From Specialist Models

Climate politics has already moved beyond technocratic frameworks when it comes to mitigation. Nearly 30 years ago, the Kyoto protocol represented the dominant belief that economic tools would solve climate change. But as emissions kept rising and those markets proved unsuccessful, the focus moved to federal industrial policy debates – and with it, climate became authentically contested. Recent years have seen any number of political battles, including the sustainable business of Biden’s Inflation Reduction Act versus the social democracy of the Green New Deal to debates over state control of resources in Bolivia and mining industry support in Germany. These are struggles about ethics and negotiating between competing interests, not merely pollution calculations.

Yet even as climate shifted from the preserve of technocratic elites to more familiar domains of political struggle, it remained limited to the realm of carbon elimination. Even the politically progressive agenda of Zohran Mamdani’s NYC mayoral campaign – which links climate to the cost-of-living crisis, arguing that housing cost controls, comprehensive family support and no-cost transportation will prevent New Yorkers from moving for more economical, but energy-intensive, life in the suburbs – makes its case through an pollution decrease lens. A completely holistic climate politics would apply this same societal vision to adaptation – reforming social institutions not only to prevent future warming, but also to handle the climate impacts already changing everyday life.

Beyond Doomsday Perspectives

The need for this shift becomes more apparent once we abandon the apocalyptic framing that has long characterized climate discourse. In insisting that climate change constitutes an overwhelming power that will entirely overwhelm human civilization, climate politics has become unaware to the reality that, for most people, climate change will manifest not as something completely novel, but as known issues made worse: more people forced out of housing markets after disasters, more workers forced to work during heatwaves, more local industries destroyed after extreme weather events. Climate adaptation is not a unique specialist task, then, but rather part of existing societal conflicts.

Developing Governmental Battles

The battlefield of this struggle is beginning to take shape.

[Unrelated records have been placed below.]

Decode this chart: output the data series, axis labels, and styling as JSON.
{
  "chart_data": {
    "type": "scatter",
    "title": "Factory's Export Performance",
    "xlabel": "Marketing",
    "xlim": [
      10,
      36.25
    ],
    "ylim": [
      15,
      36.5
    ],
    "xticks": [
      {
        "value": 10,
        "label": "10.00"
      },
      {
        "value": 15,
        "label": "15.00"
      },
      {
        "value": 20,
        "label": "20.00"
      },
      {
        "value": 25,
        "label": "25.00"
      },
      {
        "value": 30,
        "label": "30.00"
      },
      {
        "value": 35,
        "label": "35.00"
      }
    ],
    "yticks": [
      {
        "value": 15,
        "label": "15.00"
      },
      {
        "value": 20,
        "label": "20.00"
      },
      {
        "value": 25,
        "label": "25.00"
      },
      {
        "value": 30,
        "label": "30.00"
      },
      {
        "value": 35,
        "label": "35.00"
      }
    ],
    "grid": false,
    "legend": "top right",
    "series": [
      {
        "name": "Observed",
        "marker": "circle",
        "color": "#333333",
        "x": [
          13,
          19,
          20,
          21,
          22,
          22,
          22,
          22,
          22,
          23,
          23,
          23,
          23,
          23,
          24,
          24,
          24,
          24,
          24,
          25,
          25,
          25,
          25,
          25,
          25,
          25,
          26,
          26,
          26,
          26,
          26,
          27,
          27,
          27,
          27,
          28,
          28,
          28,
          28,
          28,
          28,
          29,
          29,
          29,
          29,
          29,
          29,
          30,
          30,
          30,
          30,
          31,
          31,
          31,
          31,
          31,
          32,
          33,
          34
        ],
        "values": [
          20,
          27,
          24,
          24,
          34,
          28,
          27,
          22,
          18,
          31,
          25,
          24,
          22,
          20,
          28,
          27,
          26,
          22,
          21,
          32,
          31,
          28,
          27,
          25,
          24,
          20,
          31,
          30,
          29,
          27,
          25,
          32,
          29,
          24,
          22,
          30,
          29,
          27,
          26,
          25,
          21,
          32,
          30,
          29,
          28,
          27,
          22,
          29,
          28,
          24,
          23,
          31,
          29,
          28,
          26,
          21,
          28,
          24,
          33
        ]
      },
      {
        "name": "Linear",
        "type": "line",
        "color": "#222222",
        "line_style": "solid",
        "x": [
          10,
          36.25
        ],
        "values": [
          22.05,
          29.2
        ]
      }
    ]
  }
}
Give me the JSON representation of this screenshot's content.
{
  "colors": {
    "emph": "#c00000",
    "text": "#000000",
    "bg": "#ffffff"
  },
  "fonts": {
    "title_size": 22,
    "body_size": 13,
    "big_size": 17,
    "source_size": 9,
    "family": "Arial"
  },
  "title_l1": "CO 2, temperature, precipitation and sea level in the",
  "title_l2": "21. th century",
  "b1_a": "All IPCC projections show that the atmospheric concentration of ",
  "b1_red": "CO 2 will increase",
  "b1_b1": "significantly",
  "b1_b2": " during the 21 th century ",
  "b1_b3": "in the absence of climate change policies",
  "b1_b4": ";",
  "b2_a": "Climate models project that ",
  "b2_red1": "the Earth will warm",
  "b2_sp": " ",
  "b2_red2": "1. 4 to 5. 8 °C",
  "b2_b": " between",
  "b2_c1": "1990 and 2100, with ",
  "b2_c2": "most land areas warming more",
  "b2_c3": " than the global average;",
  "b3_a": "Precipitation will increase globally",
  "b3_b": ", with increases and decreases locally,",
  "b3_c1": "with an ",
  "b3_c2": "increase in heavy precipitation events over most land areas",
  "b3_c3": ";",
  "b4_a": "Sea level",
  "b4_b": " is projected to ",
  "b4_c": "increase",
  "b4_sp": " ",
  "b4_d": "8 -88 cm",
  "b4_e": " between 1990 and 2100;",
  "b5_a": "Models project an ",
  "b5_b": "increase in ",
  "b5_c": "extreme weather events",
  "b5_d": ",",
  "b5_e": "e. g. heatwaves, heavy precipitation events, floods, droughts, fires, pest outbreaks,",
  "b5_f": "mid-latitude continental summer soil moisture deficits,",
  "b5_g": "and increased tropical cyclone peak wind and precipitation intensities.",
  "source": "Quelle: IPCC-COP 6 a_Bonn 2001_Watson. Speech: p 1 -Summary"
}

One influential think tank, for example, recently proposed reforms to the property insurance market to make vulnerable homeowners to the “full actuarial cost” of living in danger zones like California. By contrast, a progressive research institute has proposed a system of Housing Resilience Agencies that would provide comprehensive public disaster insurance. The divergence is pronounced: one approach uses economic incentives to prod people out of at-risk locations – effectively a form of planned withdrawal through commercial dynamics – while the other dedicates public resources that permit them to remain safely. But these kinds of policy debates remain few and far between in climate discourse.

This is not to suggest that mitigation should be discarded. But the sole concentration on preventing climate catastrophe obscures a more immediate reality: climate change is already altering our world. The question is not whether we will reform our institutions to manage climate impacts, but how – and which perspective will succeed.

Megan Owens
Megan Owens

A passionate historian and travel writer with expertise in ancient Roman culture and Mediterranean destinations.